A história de Célia Azambuja, 64 anos, é cheia de desafios. Mas para quem luta por um sonho, qualquer dificuldade se torna transponível. Há 20 anos, ela esperava pela chance de ter um lugar próprio para viver com o marido, Hélio Lemos, 72 anos. Morando de favor nos fundos da casa da cunhada, Célia se inscreveu há alguns anos no Programa de Arrendamento Residencial (PAR) do município. E a espera foi tanta que quando recebeu a ligação das servidoras da Secretaria de Desenvolvimento Urbano e Habitação, mal se deu conta do que estava acontecendo: disse para a agente que não se inscreveu em programa algum. "Só depois me dei por conta do assunto quando elas confirmaram meu nome na lista, acho que fiquei em estado de choque. Já pensou se eu tivesse desligado o telefone? Não me perdoaria!", disse ela, agora rindo da situação. O sorriso dá lugar a uma série de dificuldades que o marido enfrenta, já que é deficiente físico e precisa de um imóvel adaptado. "Vamos morar no térreo, em um imóvel com barras de ferro no banheiro, o que vai facilitar muito a nossa vida. Estamos muito felizes".

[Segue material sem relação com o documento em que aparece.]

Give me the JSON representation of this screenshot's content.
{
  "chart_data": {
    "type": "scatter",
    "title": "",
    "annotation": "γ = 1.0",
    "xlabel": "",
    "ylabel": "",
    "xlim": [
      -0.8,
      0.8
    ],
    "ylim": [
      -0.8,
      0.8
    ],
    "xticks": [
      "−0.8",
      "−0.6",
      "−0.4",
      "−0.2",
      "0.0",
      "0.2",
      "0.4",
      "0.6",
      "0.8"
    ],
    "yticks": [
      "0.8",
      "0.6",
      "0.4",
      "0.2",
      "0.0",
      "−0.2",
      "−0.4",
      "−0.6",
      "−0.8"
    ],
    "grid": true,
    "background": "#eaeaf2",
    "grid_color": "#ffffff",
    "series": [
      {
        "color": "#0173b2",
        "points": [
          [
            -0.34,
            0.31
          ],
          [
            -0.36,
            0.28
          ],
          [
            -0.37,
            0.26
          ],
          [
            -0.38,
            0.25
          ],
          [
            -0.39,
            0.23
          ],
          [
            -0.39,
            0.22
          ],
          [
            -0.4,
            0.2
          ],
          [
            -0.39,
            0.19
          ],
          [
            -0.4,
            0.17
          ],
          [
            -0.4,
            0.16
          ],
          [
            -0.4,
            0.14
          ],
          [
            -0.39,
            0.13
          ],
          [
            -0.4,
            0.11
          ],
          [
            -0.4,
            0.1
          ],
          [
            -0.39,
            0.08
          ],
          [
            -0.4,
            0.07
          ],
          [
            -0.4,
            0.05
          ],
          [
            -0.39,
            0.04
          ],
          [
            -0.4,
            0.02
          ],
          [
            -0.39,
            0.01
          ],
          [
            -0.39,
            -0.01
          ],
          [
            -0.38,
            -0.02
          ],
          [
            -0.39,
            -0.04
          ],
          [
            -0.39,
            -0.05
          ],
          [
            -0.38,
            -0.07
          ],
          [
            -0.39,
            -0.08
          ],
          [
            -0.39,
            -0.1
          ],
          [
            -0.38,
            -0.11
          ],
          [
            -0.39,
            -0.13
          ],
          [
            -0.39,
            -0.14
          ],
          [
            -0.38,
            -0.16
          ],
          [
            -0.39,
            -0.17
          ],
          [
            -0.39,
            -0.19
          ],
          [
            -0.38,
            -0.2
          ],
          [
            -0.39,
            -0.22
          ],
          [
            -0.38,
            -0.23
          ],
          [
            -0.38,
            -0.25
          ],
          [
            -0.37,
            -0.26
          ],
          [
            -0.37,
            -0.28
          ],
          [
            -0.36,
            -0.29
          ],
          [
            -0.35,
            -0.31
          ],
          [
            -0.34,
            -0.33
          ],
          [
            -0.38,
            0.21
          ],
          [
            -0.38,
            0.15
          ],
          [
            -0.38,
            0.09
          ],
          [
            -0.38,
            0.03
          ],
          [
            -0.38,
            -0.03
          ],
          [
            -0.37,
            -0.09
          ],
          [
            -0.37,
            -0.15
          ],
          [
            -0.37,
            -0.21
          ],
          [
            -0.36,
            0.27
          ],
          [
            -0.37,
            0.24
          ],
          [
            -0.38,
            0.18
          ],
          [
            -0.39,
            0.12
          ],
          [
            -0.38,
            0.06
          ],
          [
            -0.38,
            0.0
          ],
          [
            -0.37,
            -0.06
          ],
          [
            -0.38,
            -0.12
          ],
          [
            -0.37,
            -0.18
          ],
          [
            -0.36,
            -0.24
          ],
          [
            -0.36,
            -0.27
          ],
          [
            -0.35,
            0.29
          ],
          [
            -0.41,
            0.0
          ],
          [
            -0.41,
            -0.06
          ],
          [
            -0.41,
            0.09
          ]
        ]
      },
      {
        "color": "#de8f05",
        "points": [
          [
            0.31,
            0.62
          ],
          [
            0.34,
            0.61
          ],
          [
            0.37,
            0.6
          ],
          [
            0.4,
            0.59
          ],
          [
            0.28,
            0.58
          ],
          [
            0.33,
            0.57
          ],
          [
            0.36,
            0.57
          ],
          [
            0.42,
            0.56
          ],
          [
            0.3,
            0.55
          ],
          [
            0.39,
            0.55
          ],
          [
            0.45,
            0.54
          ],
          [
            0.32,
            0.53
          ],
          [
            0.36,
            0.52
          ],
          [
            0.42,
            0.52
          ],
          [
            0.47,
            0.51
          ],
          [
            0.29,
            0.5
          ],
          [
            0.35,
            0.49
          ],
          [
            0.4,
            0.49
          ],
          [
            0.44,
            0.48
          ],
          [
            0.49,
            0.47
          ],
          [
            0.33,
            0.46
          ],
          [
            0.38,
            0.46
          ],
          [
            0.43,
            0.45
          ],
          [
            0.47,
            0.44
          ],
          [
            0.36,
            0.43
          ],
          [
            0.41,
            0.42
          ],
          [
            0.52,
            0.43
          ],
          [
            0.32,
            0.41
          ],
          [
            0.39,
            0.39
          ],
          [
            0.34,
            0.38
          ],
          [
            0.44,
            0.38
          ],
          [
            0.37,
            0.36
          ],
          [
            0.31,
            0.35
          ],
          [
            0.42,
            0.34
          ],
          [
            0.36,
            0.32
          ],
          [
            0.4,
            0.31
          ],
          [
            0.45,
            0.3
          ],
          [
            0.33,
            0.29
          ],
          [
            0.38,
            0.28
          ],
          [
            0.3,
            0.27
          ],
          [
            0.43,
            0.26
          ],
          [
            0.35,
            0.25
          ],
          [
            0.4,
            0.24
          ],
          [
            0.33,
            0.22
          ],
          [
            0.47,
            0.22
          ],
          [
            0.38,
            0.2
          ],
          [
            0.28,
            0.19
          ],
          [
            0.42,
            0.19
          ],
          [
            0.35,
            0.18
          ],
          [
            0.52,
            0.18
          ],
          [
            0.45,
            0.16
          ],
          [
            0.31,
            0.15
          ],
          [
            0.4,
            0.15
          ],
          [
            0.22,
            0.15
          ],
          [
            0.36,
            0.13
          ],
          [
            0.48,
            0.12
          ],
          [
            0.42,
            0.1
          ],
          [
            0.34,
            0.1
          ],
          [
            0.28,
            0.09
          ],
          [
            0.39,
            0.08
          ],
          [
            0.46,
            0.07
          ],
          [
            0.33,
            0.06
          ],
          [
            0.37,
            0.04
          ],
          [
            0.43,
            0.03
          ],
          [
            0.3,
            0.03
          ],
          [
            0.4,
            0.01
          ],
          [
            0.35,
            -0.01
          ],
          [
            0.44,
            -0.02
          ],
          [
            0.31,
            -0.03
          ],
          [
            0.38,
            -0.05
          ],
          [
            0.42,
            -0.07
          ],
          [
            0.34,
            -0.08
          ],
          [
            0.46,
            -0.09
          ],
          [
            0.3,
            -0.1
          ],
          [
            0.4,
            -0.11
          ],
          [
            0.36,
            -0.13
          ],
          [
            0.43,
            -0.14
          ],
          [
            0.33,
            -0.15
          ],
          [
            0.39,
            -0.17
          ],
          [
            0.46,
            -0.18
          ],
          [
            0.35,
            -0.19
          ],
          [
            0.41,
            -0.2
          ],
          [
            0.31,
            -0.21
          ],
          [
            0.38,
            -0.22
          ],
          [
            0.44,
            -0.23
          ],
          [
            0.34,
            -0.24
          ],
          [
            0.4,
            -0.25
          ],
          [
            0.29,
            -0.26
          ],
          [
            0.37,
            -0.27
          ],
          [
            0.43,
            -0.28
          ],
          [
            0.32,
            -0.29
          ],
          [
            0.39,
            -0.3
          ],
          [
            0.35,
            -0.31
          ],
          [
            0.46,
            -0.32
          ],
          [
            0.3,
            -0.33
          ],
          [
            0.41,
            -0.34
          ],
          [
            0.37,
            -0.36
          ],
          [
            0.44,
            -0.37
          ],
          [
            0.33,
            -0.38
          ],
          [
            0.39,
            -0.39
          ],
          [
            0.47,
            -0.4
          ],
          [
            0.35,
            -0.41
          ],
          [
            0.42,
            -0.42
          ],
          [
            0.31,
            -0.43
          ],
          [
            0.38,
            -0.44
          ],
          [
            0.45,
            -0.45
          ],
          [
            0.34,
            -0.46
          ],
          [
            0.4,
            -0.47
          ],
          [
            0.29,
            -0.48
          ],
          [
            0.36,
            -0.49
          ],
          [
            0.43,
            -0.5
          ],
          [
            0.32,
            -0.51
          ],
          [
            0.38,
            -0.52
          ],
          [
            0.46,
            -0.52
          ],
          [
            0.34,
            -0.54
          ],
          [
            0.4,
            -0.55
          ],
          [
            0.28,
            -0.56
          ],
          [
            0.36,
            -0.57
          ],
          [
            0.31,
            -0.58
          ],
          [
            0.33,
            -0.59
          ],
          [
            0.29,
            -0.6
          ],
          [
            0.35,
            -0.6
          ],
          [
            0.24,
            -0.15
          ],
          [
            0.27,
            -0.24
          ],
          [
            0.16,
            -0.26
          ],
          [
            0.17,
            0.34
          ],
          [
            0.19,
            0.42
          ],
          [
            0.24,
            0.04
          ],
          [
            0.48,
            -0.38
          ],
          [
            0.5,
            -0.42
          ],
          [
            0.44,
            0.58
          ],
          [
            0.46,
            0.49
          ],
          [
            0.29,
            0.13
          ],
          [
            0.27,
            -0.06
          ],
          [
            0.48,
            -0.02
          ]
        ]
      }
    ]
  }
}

Mesma felicidade que sentiu o vigilante Luis Francisco Fernandes Júnior, 25, que subiu ao palco do evento representando os demais contemplados no Residencial Ipês, entregue nesta sexta-feira, 18. Emocionado, ele resume o que significa o apartamento em única palavra: tudo. "Quero ser feliz aqui e desejo que todos os meus vizinhos também sejam. Começa uma nova etapa nas nossas histórias", afirmou ele, bastante aplaudido. Luis passou recentemente no concurso para Policial Militar e vai morar na residência com a esposa e a filha. "É tudo novo na minha vida".
Uma contemplada, porém, estava cabisbaixa quando chegou. Recepcionista em uma empresa de Canoas, Gisele Gross dos Santos, 25 anos, parecia não acreditar quando soube que era suplente e que teria que contar com uma desistência para ter o imóvel. E parece que a sorte estava mesmo ao lado dela. Uma vaga acabou surgindo e jovem entrou na lista oficial. Feliz com a notícia, ela comemorou com abraços no marido Christian a saída da casa da mãe. "Isso está mesmo acontecendo? Não estou acreditando que consegui", disse ela, feliz como as outras 220 famílias que começam a pensar em novos planos daqui para frente.